Caste and Dalit Lifeworlds : Postcolonial Perspectives
Contents: Prologue. 1. Modernity, postcoloniality and the New Humanities: towards a non-holistic reading of caste. I. Caste and theoretical horizons: 2. The dark rock of Indian tradition: caste and orientalism. 3. The anomalous insider: caste and nationalism. 4. An intractable dualism: caste and Marxism. 5. On the other side of revenge: caste and post-Orientalism. II. Caste, life-world, narrative and the aesthetic: 6. Dalit mythographies: Ambedkar as modernity's interlocutor. 7. Buddha, bhakti and 'superstition': a post-secular reading of Dalit conversion. 8. Of urban dystopias and new gods: readings from Marathi Dalit Literature. 9. Chandra, Velutha, Ammu, death: the aporia of the aesthetic. Epilogue. Notes. Bibliography. Index.
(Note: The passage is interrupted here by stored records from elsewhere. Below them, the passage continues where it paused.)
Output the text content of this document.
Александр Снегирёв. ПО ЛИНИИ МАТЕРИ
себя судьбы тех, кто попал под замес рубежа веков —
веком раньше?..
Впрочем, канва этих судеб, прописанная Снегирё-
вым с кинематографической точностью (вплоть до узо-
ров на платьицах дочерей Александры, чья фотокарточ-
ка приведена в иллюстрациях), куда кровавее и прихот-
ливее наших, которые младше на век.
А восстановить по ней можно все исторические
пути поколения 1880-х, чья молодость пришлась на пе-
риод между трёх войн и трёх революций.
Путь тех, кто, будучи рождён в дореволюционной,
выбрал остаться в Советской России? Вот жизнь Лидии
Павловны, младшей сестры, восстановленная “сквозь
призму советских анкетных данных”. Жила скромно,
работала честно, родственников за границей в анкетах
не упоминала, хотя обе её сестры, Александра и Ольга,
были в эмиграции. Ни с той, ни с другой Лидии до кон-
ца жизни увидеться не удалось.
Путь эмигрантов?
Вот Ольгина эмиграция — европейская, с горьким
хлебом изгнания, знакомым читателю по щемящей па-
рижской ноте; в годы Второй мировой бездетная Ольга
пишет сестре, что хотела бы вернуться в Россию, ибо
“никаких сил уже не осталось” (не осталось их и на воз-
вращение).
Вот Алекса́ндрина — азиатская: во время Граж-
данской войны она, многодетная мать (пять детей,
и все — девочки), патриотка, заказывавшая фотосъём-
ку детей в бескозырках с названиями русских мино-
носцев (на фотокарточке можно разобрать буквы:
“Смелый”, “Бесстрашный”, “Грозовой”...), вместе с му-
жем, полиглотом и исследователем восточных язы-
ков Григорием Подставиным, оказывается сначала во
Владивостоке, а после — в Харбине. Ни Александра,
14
"Caste and Dalit Lifeworlds attempts to come to terms with the presence of caste in late modern India by asking two questions: How do we read caste today? Why is it no longer enough to brand caste as pre-modern and backward? The author argues that caste is less an essence responsible for India's "backwardness" as an assemblage of a variety of secular and non-secular practices and affects that generate everyday life in India, while being in a constant state of flux--something that cannot be completely contained in a narrative of nation-building, modernization and development. In order to illustrate the importance of reading caste in this light, she turns her archival and analytical focus on both caste Hindu and Dalit literary, mythographic and religious texts. The attempt is not to endorse either the caste-system or casteism, but to resist the reified ways in which caste continues to figure in social, scientific and nation-building discourses."